新しい生活に向かって
あれから3週間になろうとしていた。名古屋に帰ってきた私に仕事が大量に待っていた。ひとつひとつ処理していくが、また新しい仕事もやってくるわけで…眠ると言うより落ちるといったほうが正しいような生活だった。だけどそういう生活をしていれば樋口のことを考える余裕はない。あれでよかったんだ…そう思っていた。
「ひなちゃんって結婚とか興味ないの?」
事務のパートである高田がコーヒーを入れながら私に尋ねた。彼女は会社でも影の実力者…というか、要は義兄でも頭の上がらない存在だ。経理関係はすべて彼女が仕切っている。
「興味ないことはないですよ?やっぱりウエディングドレスとか着てみたいなーって思ったりもします」
「だよね?あのさ、ひなちゃんお見合いってしてみない?」
どうやら彼女の知り合いの努めている会社の息子さんがお嫁さんを探しているらしい。
「会ってみるだけでもどう?」
「いやぁ…私 女子力ないですからね。洗濯も掃除も炊事も嫌いですし…」
「大丈夫だって!そこはお手伝いさんがいるのよ」
「はぁ?お手伝いさん?そんないいところなんて無理です、無理無理」
「でもね、先方はぜひ会ってみたいって…」
「………高田さん、何かしましたね?」
「えっと…去年の社員旅行の写真を見せちゃった…かな?」
「高田さん!!」
なんて勝手なことをしてくれるんだ!はぁ…深い溜息をついた。実はそんな話は前にもあった。義兄の知り合いの弟さんではやり同じような仕事をしている人からお見合いをしないかと言われたのだ。機械関係の仕事は全体的に男性がまだまだ多く、私のようにプログラムから図面を描いたり はたまた配線をやったりする女性は少ない。

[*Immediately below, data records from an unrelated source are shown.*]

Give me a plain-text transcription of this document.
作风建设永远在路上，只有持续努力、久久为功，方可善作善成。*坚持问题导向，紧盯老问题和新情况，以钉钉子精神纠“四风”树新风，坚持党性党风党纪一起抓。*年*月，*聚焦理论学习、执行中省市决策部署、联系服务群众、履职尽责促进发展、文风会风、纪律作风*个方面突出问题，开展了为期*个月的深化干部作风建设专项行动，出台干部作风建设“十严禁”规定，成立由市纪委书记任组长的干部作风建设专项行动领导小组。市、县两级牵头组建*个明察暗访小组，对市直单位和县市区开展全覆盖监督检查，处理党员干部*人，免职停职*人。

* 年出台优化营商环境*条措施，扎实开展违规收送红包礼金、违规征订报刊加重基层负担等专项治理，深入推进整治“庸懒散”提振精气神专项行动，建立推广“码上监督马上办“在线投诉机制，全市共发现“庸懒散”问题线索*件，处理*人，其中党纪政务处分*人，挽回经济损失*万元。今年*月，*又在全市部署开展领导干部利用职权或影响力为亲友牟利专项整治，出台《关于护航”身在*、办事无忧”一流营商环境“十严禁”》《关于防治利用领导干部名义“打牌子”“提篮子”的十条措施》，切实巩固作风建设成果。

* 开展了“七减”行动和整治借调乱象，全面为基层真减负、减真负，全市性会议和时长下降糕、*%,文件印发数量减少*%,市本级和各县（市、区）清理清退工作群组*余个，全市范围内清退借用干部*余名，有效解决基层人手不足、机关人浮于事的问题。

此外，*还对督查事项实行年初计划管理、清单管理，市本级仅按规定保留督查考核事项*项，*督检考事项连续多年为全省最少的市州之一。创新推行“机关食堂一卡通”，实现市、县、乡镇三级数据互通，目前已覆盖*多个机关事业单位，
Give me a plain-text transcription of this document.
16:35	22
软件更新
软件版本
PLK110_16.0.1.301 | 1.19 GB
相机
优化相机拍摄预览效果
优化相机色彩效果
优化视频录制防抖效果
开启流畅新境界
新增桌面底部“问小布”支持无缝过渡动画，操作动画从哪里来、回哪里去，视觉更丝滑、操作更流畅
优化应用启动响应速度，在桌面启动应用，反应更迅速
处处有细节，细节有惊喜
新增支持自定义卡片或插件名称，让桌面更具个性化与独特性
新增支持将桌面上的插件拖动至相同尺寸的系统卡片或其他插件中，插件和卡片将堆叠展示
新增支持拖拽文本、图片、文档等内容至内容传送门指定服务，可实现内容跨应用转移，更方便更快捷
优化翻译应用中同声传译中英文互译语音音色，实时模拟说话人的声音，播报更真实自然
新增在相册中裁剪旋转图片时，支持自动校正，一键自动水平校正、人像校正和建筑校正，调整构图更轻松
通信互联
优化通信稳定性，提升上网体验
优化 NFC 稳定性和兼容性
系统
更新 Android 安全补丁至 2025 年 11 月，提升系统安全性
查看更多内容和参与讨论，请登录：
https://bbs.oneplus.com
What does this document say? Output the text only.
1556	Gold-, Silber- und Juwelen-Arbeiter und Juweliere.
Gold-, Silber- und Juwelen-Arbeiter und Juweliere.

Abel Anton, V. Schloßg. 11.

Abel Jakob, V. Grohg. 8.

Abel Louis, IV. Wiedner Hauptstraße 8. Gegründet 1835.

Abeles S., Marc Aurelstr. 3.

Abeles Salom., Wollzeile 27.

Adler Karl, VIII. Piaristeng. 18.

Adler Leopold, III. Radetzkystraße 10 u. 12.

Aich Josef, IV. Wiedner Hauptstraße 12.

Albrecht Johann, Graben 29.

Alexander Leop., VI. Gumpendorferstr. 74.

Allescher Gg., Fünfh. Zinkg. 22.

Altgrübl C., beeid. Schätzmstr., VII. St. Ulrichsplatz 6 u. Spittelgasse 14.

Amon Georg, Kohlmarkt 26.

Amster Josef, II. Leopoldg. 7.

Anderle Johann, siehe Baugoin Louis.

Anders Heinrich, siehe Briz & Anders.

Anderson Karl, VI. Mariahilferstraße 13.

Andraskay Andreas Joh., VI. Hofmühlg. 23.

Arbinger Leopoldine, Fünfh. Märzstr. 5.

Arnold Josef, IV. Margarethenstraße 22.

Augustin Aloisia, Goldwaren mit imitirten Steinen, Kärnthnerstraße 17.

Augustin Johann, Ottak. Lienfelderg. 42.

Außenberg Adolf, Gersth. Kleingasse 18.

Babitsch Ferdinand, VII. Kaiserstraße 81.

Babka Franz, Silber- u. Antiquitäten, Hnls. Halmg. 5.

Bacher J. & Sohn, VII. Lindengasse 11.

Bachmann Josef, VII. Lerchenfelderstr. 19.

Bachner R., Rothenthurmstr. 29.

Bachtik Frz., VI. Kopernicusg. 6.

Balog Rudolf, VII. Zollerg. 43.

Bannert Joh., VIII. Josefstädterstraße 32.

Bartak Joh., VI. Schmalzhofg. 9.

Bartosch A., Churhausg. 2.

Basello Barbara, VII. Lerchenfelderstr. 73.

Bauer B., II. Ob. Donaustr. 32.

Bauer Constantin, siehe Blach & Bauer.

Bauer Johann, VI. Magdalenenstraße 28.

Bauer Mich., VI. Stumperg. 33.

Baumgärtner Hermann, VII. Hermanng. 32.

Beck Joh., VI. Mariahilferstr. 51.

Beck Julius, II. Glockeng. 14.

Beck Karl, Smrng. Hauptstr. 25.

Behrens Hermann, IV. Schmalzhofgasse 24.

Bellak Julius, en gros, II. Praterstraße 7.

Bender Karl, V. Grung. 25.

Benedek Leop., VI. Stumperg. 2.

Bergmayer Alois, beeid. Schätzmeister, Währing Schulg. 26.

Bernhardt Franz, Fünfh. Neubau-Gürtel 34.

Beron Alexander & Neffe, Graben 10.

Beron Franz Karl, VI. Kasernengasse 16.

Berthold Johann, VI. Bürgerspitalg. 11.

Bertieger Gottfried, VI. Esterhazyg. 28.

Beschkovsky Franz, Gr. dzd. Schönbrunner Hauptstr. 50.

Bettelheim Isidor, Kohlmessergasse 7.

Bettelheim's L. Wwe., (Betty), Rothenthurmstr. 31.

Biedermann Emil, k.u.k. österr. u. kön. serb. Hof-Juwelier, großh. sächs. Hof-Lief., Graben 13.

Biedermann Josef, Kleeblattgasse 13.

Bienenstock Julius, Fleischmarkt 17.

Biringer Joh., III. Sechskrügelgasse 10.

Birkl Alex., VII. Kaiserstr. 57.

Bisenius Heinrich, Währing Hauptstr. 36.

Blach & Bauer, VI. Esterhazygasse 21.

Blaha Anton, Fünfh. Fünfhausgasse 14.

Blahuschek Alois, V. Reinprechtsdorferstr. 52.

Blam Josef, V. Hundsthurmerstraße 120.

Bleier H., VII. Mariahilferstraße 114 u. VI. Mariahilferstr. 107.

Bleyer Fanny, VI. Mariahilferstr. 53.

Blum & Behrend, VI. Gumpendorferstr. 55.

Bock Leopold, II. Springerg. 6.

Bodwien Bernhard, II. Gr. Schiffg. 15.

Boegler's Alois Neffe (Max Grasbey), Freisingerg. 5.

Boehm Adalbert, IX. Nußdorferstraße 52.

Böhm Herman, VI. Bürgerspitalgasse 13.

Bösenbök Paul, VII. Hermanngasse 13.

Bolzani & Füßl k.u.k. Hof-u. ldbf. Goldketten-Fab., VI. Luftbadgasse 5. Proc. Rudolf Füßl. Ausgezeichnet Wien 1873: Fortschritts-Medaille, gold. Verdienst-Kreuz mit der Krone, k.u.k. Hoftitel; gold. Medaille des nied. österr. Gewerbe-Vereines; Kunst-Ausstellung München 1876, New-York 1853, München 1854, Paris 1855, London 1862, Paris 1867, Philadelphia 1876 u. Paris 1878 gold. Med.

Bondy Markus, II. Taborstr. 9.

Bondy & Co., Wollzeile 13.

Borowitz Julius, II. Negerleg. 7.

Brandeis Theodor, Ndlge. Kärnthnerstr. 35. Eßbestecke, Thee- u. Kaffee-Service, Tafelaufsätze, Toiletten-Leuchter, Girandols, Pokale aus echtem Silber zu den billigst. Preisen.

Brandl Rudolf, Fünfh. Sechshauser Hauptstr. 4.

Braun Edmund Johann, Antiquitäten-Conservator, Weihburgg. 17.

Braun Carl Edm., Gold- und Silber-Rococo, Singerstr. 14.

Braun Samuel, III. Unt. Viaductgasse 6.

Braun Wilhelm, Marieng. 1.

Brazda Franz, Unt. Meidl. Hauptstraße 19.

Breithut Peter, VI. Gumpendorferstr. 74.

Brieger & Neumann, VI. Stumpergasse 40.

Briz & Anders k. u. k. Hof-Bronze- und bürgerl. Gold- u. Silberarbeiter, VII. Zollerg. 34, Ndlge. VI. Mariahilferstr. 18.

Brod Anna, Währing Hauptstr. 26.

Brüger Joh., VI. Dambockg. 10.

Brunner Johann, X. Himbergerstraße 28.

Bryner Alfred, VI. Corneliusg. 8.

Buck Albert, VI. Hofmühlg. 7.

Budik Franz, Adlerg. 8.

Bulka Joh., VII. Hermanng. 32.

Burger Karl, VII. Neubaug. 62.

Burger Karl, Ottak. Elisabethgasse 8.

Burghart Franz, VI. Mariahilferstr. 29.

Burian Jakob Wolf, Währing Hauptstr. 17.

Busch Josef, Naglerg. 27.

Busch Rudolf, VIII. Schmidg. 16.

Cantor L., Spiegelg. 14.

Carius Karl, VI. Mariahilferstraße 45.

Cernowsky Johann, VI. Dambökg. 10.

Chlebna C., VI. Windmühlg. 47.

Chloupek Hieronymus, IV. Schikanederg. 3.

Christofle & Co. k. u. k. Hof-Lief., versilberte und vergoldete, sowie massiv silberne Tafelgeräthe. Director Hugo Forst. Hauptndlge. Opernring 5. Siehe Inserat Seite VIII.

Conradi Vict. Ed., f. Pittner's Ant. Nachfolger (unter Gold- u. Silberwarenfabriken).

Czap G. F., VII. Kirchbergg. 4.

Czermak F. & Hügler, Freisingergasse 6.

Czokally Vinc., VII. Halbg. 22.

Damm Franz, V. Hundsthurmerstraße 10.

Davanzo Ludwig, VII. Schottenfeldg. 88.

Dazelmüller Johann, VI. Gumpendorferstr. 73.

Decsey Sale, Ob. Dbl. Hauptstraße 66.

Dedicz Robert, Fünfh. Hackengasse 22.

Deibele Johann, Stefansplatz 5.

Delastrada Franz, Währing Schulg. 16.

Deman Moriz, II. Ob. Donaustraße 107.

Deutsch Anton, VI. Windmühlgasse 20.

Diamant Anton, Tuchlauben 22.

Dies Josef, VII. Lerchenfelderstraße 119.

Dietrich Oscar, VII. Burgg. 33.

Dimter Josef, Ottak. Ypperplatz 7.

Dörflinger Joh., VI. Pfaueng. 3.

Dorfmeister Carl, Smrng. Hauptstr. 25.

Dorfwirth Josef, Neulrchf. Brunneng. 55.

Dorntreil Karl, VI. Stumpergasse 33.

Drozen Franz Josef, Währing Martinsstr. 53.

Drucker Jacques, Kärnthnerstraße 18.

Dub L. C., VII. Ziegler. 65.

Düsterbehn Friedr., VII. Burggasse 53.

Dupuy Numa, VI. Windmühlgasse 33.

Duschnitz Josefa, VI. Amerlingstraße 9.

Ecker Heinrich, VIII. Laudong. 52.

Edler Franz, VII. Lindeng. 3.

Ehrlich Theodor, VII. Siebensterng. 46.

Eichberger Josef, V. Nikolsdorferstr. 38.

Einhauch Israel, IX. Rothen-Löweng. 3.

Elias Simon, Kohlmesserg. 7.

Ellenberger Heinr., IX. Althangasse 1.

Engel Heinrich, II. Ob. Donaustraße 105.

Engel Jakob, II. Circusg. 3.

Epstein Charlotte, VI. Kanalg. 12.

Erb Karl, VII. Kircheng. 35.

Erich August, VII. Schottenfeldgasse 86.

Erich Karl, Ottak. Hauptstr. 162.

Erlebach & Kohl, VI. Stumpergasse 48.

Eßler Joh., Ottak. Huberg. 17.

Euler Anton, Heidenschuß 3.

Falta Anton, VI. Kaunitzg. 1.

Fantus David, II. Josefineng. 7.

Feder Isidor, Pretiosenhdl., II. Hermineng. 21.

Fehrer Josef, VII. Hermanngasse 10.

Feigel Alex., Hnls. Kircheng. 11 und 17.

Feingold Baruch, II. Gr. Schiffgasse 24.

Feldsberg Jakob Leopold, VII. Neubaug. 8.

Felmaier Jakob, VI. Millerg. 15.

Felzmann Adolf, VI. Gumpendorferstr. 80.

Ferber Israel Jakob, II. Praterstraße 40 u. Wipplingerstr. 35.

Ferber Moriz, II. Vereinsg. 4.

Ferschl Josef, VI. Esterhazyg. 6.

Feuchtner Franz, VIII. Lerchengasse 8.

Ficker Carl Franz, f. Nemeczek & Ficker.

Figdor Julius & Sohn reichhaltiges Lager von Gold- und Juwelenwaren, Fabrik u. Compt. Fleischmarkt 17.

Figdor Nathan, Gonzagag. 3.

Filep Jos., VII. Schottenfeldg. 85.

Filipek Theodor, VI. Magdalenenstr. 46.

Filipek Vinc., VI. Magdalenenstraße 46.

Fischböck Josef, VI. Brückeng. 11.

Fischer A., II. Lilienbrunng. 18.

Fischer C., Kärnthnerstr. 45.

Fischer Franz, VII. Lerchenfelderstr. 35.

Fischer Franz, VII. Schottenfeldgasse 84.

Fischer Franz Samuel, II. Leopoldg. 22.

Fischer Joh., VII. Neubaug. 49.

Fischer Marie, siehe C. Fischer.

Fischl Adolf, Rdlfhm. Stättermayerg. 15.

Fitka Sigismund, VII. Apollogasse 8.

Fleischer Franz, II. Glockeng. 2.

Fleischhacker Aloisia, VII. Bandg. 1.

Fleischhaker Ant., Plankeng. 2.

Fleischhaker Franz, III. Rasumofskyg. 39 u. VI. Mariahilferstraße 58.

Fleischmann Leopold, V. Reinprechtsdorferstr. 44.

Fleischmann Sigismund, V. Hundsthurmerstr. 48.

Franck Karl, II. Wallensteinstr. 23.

「だってひなちゃん 仕事なんでも出来るんだもの…お嫁さんにもらえば助かるわよね」
「そうでしょうね…」
それじゃあまるで私は作業員じゃないかと思ったが、それくらいしか能がないのも確かなのだ。あんまりうっとおしくなってきたらいっそのこと『女にしか興味がない』と言ってみようか?いや、そんなこと言ったら姉が倒れてしまうような気がする。
「ただいまー」
拓馬が学校から帰ってきた。彼は保育園を卒園し、小学1年生になっていた。姉はだいぶ楽になったかと思われたが、小学1年生の年度初めというのは 学校に慣れるのが彼らの勉強の一環という部分があってとにかく帰りが早い。午後1時くらいには帰ってくるのだ。
「たっくん、さっさと宿題しときなよ~ ママから怒られるからね」
「わかったー」
そしてしばらくすると彼の楽しみにしている人がやってくる。それは郵便配達の人である。通常郵便物はうちの場所は午後からしか配達しない。もちろん書留や速達などのものは別なのだが、家のものも会社のものもすべてこちらに持ってきてもらっている。それを種分けするのが彼の仕事だ。
彼のお目当てはDMのシールを剥がすこと、ぺりぺりと剥がれる感覚がどうやらお気に入りらしい。
「こんにちはー 宅急便です」
「はーい」
今日は郵便物だけじゃなくて宅配便も来る日のようだ。何も来ない時もあればこうやって色々来るときもある。
「ひーちゃん、これひーちゃんの荷物だよ」
そういって拓馬は私に箱を渡した。私に宅配?送り主の名前を見て私は言葉が出てこなかった。